Fajarnews.co,Kutai Kartanegara – Kegiatan gotong royong yang digelar masyarakat Desa Kota Bangun Ulu, Kecamatan Kota Bangun, Selasa (07/04/2026), menjadi momentum perbaikan jalan rusak yang telah lama dikeluhkan warga. Aksi ini bertepatan dengan pelaksanaan Gerakan Indonesia Asri (ASRI) yang dijadwalkan rutin setiap hari Selasa.

Momentum tersebut dimanfaatkan warga tidak hanya untuk kegiatan bersih-bersih lingkungan, tetapi juga untuk memperbaiki infrastruktur yang dinilai mendesak. Jalan Sri Bangun yang mengalami kerusakan parah, mulai dari lubang hingga parit yang jebol, menjadi sasaran utama perbaikan.

Warga bersama Pemerintah Desa Kota Bangun Ulu, Pemerintah Desa Kedang Murung, unsur Muspika dan Linmas, serta dukungan dari Kecamatan Kota Bangun turun langsung melakukan penanganan di lapangan. Perbaikan dilakukan secara sederhana melalui semenisasi dan pengaspalan dengan memanfaatkan dana hasil swadaya masyarakat.

Kepala Desa Kota Bangun Ulu, Khairul Umam, menyebut kegiatan ini merupakan bentuk kepedulian warga terhadap kondisi jalan yang telah lama rusak tanpa penanganan maksimal.

“Perbaikan ini kami lakukan secara gotong royong, dan dananya murni dari swadaya masyarakat. Karena kondisi jalan ini sudah lama rusak dan cukup membahayakan, jadi warga berinisiatif untuk bergerak bersama,” ujarnya.

Menurutnya, perbaikan ini sebenarnya hanya bersifat sementara, mengingat status jalan tersebut merupakan kewenangan pemerintah provinsi.

“Kami berharap ada penanganan lebih lanjut dari pemerintah provinsi, karena ini jalan penting bagi aktivitas masyarakat. Apa yang kami lakukan sekarang ini sifatnya hanya penanganan sementara,” tambahnya.

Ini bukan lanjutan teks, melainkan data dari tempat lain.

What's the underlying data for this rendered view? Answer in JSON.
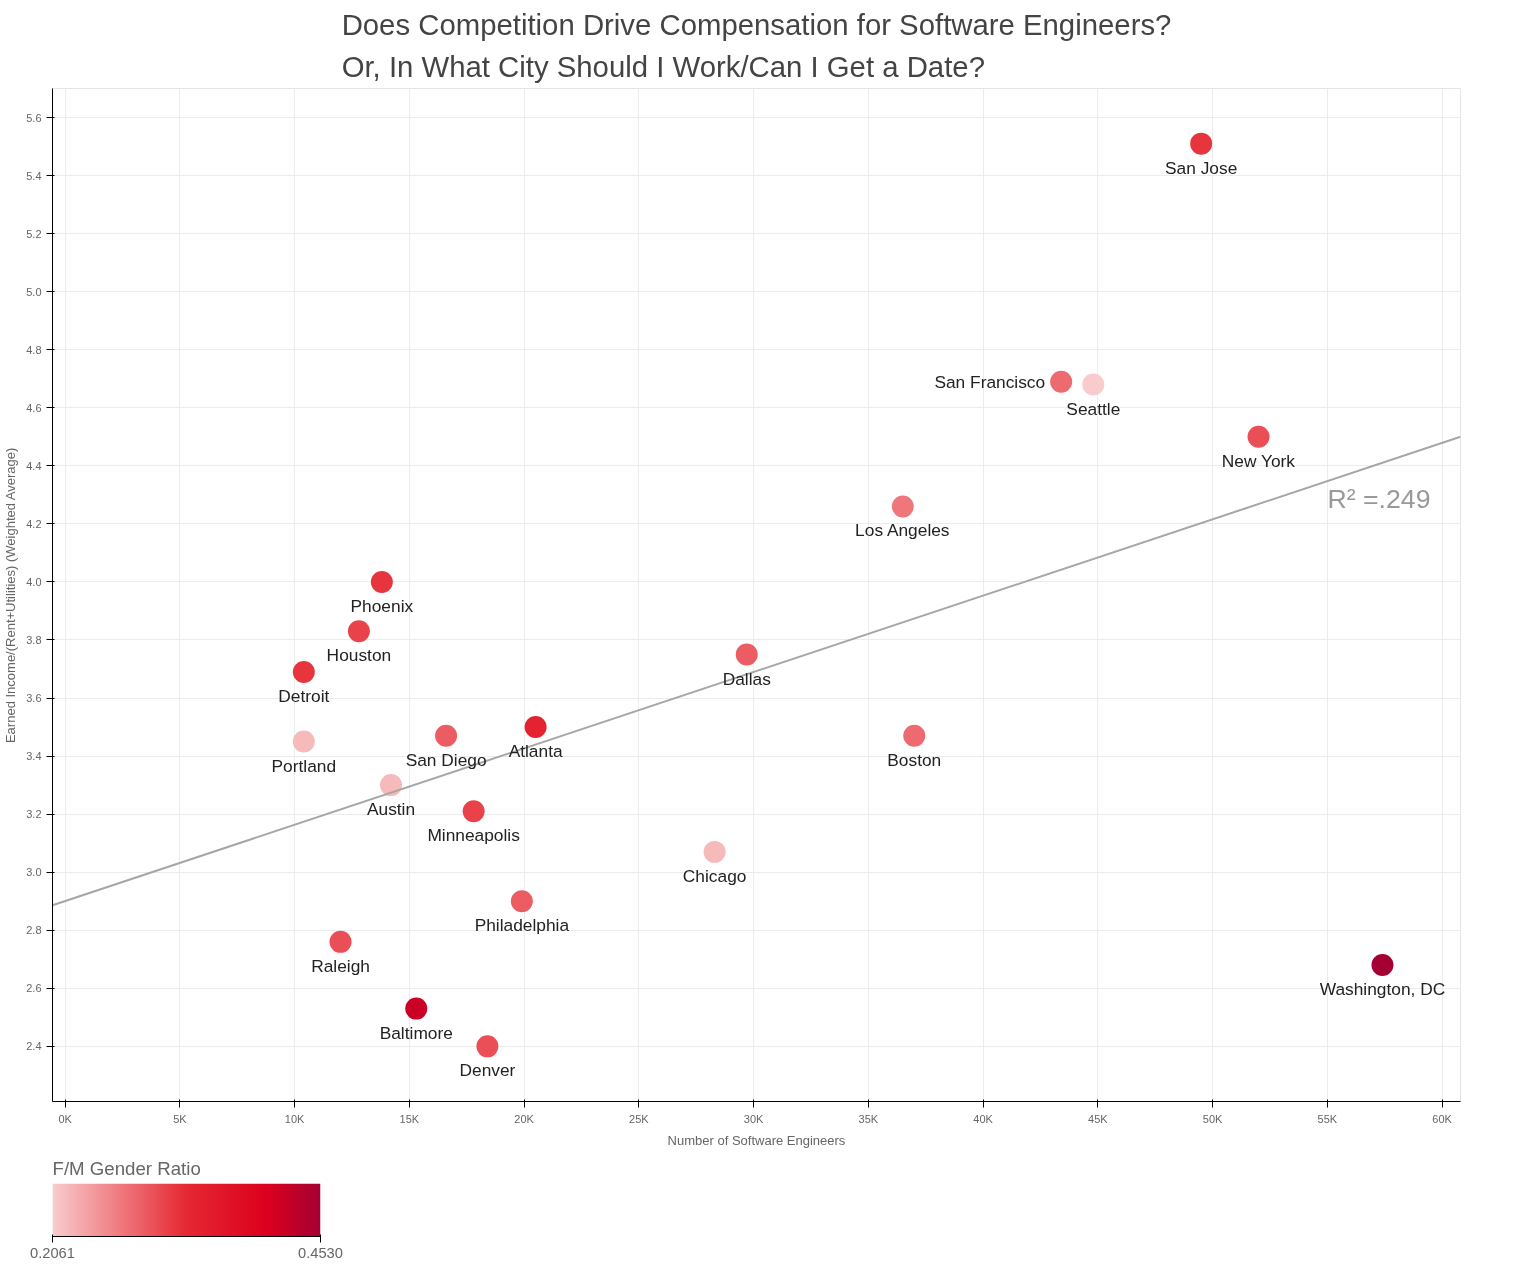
{
  "chart_data": {
    "type": "scatter",
    "title": "Does Competition Drive Compensation for Software Engineers?\nOr, In What City Should I Work/Can I Get a Date?",
    "xlabel": "Number of Software Engineers",
    "ylabel": "Earned Income/(Rent+Utilities) (Weighted Average)",
    "clabel": "F/M Gender Ratio",
    "clim": [
      0.2061,
      0.453
    ],
    "cticks": [
      0.2061,
      {
        "value": 0.453,
        "label": "0.4530"
      }
    ],
    "xlim": [
      -0.55,
      60.8
    ],
    "ylim": [
      2.21,
      5.7
    ],
    "xticks": [
      {
        "value": 0,
        "label": "0K"
      },
      {
        "value": 5,
        "label": "5K"
      },
      {
        "value": 10,
        "label": "10K"
      },
      {
        "value": 15,
        "label": "15K"
      },
      {
        "value": 20,
        "label": "20K"
      },
      {
        "value": 25,
        "label": "25K"
      },
      {
        "value": 30,
        "label": "30K"
      },
      {
        "value": 35,
        "label": "35K"
      },
      {
        "value": 40,
        "label": "40K"
      },
      {
        "value": 45,
        "label": "45K"
      },
      {
        "value": 50,
        "label": "50K"
      },
      {
        "value": 55,
        "label": "55K"
      },
      {
        "value": 60,
        "label": "60K"
      }
    ],
    "yticks": [
      2.4,
      2.6,
      2.8,
      {
        "value": 3.0,
        "label": "3.0"
      },
      3.2,
      3.4,
      3.6,
      3.8,
      {
        "value": 4.0,
        "label": "4.0"
      },
      4.2,
      4.4,
      4.6,
      4.8,
      {
        "value": 5.0,
        "label": "5.0"
      },
      5.2,
      5.4,
      5.6
    ],
    "grid": true,
    "series": [
      {
        "marker": "circle",
        "x": [
          49.5,
          43.4,
          44.8,
          52.0,
          36.5,
          13.8,
          12.8,
          10.4,
          29.7,
          10.4,
          16.6,
          20.5,
          37.0,
          14.2,
          17.8,
          28.3,
          19.9,
          12.0,
          15.3,
          18.4,
          57.4
        ],
        "values": [
          5.51,
          4.69,
          4.68,
          4.5,
          4.26,
          4.0,
          3.83,
          3.69,
          3.75,
          3.45,
          3.47,
          3.5,
          3.47,
          3.3,
          3.21,
          3.07,
          2.9,
          2.76,
          2.53,
          2.4,
          2.68
        ],
        "colors": [
          "#e7353e",
          "#ed6a70",
          "#f8cccc",
          "#ea4f57",
          "#ef777c",
          "#e7353e",
          "#e9424a",
          "#e7353e",
          "#ec5c63",
          "#f6babb",
          "#ec5c63",
          "#e5222f",
          "#ed6a70",
          "#f6babb",
          "#e9424a",
          "#f6babb",
          "#ec5c63",
          "#ea4f57",
          "#ca0025",
          "#ea4f57",
          "#a50034"
        ]
      },
      {
        "type": "line",
        "x": [
          -0.55,
          60.8
        ],
        "values": [
          2.886,
          4.5
        ],
        "color": "#a6a6a6"
      }
    ],
    "annotations": [
      {
        "text": "San Jose",
        "x": 49.5,
        "y": 5.51
      },
      {
        "text": "San Francisco",
        "x": 43.4,
        "y": 4.69
      },
      {
        "text": "Seattle",
        "x": 44.8,
        "y": 4.68
      },
      {
        "text": "New York",
        "x": 52.0,
        "y": 4.5
      },
      {
        "text": "Los Angeles",
        "x": 36.5,
        "y": 4.26
      },
      {
        "text": "Phoenix",
        "x": 13.8,
        "y": 4.0
      },
      {
        "text": "Houston",
        "x": 12.8,
        "y": 3.83
      },
      {
        "text": "Detroit",
        "x": 10.4,
        "y": 3.69
      },
      {
        "text": "Dallas",
        "x": 29.7,
        "y": 3.75
      },
      {
        "text": "Portland",
        "x": 10.4,
        "y": 3.45
      },
      {
        "text": "San Diego",
        "x": 16.6,
        "y": 3.47
      },
      {
        "text": "Atlanta",
        "x": 20.5,
        "y": 3.5
      },
      {
        "text": "Boston",
        "x": 37.0,
        "y": 3.47
      },
      {
        "text": "Austin",
        "x": 14.2,
        "y": 3.3
      },
      {
        "text": "Minneapolis",
        "x": 17.8,
        "y": 3.21
      },
      {
        "text": "Chicago",
        "x": 28.3,
        "y": 3.07
      },
      {
        "text": "Philadelphia",
        "x": 19.9,
        "y": 2.9
      },
      {
        "text": "Raleigh",
        "x": 12.0,
        "y": 2.76
      },
      {
        "text": "Baltimore",
        "x": 15.3,
        "y": 2.53
      },
      {
        "text": "Denver",
        "x": 18.4,
        "y": 2.4
      },
      {
        "text": "Washington, DC",
        "x": 57.4,
        "y": 2.68
      },
      "R² =.249"
    ]
  }
}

Kondisi jalan yang rusak selama bertahun-tahun dinilai berdampak langsung terhadap aktivitas warga, terutama dalam mobilitas harian dan distribusi barang. Kerusakan parit juga turut memperparah kondisi badan jalan, sehingga perbaikan drainase menjadi bagian dari kegiatan gotong royong tersebut.

Di sisi lain, kegiatan ini juga menjadi bentuk implementasi nyata Gerakan Indonesia Asri di tingkat desa, di mana masyarakat tidak hanya menjaga kebersihan lingkungan, tetapi juga berinisiatif memperbaiki fasilitas umum.

Namun demikian, langkah swadaya masyarakat ini sekaligus menjadi “sentilan halus” bagi pemerintah provinsi yang selama ini menggaungkan komitmen menjaga marwah pembangunan infrastruktur. Warga berharap perhatian lebih serius dapat diberikan, terutama terhadap jalan dengan status kewenangan provinsi yang kondisinya sudah lama memprihatinkan.

Dengan adanya gotong royong ini, masyarakat setidaknya dapat merasakan perbaikan sementara pada akses jalan, sembari menunggu realisasi penanganan permanen dari pihak berwenang.